If you Google ‘WebMD for cars’ the results are kind of murky. I expected to see at least three or four featured websites at the top of the page touting themselves as the best online location to diagnose your sick car. Maybe I should compile a team of certified auto technicians and car experts, recruit a web designer, and register a catchy domain name. Nah, too much work. Somebody get on that and let me know how it turns out.
A few years ago, my car started to make a funny noise. Happens to everybody at some point, right? Things like this always scare the bejeezus out of me because I know as much about cars as my mom knows about the 1990 Cincinnati Reds bullpen. When something goes wrong with my car I am at the complete mercy of the closest person supplying advice or a diagnosis.
I was tooling down the highway one South Carolina summer morning when what sounded like a can of green beans fell out from underneath my car and began dragging on the pavement. I arrived at work and solicited the help of my coworkers. “What does it mean when canned goods fall off of your undercarriage?”, I asked. After clarifying that this was an auto-related query and not something that a Valtrex perscription could clear up, one of my “friends” said, “Let me take a look at it, probably something common.” He made his way out to the parking lot with a confident stride, reminiscent of “Stone Cold” Steve Austin stomping down the ramp to a WWE ring to give Vince McMahon the how-to and the what-for. After a brief inspection of my undercarriage, he somehow gathered his thoughts and summoned the ability to deliver the most dead serious straight faced diagnosis he could. “It’s your flange. Call Firestone and just tell them you need a new flange for a 1994 Oldsmobile”, he enlightened me. “It’s not a big deal, they should have one in stock, have ya in and out in no time”, he continued. “That’s great!”, I replied, “I’m so relieved, good thing you know so much about cars!”
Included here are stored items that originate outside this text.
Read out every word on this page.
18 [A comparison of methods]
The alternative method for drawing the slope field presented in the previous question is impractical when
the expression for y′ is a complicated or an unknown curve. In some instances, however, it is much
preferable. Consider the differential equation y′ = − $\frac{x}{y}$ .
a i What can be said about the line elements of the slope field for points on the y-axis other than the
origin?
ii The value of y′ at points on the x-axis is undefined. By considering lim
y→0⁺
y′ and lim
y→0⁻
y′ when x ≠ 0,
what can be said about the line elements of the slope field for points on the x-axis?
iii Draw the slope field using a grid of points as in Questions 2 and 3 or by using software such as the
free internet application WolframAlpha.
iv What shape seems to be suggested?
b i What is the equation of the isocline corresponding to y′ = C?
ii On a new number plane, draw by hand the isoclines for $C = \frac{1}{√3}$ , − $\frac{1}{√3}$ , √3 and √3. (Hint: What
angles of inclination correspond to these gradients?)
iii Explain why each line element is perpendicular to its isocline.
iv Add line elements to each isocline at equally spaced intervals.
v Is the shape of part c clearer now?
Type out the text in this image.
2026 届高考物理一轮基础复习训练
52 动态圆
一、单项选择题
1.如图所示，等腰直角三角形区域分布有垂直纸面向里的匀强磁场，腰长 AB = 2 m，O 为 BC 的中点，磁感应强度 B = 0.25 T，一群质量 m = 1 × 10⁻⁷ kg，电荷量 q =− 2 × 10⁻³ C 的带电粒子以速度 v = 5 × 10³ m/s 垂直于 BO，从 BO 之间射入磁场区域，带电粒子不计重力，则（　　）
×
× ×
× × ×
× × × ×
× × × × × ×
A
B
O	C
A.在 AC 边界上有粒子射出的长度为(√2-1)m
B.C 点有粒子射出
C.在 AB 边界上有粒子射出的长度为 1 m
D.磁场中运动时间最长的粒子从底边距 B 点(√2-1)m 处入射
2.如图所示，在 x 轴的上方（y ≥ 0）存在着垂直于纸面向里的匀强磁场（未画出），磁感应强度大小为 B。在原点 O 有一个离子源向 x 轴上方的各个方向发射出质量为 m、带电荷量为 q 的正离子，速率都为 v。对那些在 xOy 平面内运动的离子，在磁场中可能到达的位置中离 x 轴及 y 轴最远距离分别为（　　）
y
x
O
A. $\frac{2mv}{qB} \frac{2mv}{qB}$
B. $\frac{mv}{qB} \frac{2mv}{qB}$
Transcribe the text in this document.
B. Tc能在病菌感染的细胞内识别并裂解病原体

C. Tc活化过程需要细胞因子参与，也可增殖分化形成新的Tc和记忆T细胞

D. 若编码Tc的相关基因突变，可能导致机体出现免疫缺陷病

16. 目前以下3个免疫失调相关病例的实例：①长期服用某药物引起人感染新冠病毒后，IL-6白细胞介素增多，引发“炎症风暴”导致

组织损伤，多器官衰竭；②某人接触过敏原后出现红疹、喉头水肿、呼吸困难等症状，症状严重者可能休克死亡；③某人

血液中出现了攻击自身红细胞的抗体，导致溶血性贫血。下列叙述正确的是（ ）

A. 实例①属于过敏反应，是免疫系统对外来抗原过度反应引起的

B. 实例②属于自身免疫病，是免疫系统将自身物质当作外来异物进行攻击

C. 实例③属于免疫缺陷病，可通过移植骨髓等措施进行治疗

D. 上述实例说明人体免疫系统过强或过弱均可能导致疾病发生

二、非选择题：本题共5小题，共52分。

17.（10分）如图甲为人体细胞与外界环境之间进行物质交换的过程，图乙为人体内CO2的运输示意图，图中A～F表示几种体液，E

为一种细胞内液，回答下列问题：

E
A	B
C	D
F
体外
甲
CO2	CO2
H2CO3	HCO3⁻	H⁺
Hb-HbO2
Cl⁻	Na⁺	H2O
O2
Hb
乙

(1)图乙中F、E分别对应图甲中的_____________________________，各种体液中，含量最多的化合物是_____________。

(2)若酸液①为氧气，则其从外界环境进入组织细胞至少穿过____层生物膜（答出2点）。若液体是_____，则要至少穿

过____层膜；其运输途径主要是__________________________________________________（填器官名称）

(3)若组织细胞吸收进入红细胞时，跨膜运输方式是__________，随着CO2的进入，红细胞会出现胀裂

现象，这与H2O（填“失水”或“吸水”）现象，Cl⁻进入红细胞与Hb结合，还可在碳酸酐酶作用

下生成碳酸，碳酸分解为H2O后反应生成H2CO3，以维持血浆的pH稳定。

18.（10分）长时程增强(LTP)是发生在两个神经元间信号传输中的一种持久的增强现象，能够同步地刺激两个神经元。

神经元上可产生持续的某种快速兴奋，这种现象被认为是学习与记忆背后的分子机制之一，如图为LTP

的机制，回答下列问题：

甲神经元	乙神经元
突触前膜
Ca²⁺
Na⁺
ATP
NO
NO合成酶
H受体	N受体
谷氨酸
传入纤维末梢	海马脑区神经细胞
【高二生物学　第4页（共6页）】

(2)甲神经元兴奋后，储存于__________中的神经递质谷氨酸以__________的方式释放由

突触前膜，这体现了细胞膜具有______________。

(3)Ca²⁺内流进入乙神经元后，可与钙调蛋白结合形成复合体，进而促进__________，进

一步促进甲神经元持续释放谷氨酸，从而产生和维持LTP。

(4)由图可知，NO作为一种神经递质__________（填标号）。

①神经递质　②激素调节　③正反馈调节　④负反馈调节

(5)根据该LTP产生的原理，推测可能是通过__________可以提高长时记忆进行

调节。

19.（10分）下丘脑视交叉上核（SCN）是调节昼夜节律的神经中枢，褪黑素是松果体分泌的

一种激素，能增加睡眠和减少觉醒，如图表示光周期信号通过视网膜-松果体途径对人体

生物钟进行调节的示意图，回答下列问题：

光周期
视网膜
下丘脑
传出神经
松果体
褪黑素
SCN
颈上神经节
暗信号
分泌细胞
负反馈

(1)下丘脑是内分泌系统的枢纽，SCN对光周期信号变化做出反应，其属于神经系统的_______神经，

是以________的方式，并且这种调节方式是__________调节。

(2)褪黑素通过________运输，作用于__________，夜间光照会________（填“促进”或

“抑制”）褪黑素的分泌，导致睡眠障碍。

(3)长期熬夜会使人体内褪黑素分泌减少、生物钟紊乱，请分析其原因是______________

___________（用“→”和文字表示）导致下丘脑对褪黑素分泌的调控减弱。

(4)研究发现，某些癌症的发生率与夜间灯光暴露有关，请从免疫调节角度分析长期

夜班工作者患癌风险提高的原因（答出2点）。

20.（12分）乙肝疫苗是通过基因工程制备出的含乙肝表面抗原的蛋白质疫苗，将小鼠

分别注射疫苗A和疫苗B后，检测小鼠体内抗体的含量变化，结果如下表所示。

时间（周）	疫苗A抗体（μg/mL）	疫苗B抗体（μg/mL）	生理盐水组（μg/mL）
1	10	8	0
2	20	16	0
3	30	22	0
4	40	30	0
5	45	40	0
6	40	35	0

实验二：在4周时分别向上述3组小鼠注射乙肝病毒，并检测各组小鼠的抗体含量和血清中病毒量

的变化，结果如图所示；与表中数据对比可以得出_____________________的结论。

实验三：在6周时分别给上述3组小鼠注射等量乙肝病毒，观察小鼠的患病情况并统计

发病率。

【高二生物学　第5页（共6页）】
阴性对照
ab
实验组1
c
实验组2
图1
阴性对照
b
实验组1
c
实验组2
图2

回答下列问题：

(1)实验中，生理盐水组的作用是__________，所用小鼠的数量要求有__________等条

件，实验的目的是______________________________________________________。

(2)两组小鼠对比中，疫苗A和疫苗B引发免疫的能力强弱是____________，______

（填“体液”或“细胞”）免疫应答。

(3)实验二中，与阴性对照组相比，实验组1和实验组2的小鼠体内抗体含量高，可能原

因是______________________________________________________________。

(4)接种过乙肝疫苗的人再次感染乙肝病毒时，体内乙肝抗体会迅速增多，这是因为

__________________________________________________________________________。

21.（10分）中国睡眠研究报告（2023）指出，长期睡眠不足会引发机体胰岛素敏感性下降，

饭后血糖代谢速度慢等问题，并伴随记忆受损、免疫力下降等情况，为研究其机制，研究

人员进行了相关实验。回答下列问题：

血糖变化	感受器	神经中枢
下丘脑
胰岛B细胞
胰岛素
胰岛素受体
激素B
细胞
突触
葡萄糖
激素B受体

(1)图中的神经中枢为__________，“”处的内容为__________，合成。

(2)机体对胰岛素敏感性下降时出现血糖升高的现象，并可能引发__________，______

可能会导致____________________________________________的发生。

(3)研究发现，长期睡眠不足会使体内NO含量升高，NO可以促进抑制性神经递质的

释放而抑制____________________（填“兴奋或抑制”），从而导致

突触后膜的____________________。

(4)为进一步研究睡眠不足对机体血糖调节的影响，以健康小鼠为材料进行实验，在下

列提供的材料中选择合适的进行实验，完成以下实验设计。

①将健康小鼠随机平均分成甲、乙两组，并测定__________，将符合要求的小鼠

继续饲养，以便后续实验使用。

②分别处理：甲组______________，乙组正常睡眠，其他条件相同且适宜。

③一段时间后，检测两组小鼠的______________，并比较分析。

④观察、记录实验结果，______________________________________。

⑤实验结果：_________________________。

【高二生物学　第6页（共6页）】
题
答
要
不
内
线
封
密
I made my way into the office and looked up the nearest Firestone in the yellow pages. I guess in retrospect I did sort of wonder why he and all of our other coworkers were gathered around to watch me make the call. I dialed. The Firestone employee answered the phone. I confidently explained my “common” problem and awaited his response. “Your what?”, he inquired. “What the hell is a flange? Hang on…” [holding the phone away from his face] “Hey Johnny! Got some guy on the phone sayin’ his Olds needs a new flange?!” [laughter] “Sir, I’m not sure I understand what it is you need”, he continued [more laughter from the other end of the phone and from my office full of “friends”]. “Umm, I guess I’d better call you back”, I replied and ended the call. I turned to my cohorts, “No such thing as a flange, is there?” Their unbridled laughter answered that question. Sure would be nice to have a website where I could do research when something goes wrong with my car.
Footnote: to the friend/coworker who “helped” me figure out what was wrong with my car that day: I know you are reading this and yours is coming… four words for ya…. “I need some shoes!”
Holy crap! And is this what led to the purchase of the Pathfinder? 😉
pretty much! That, and as you know the fact that driving my dad’s old Oldsmobile was NOT cool. Thanks for commenting!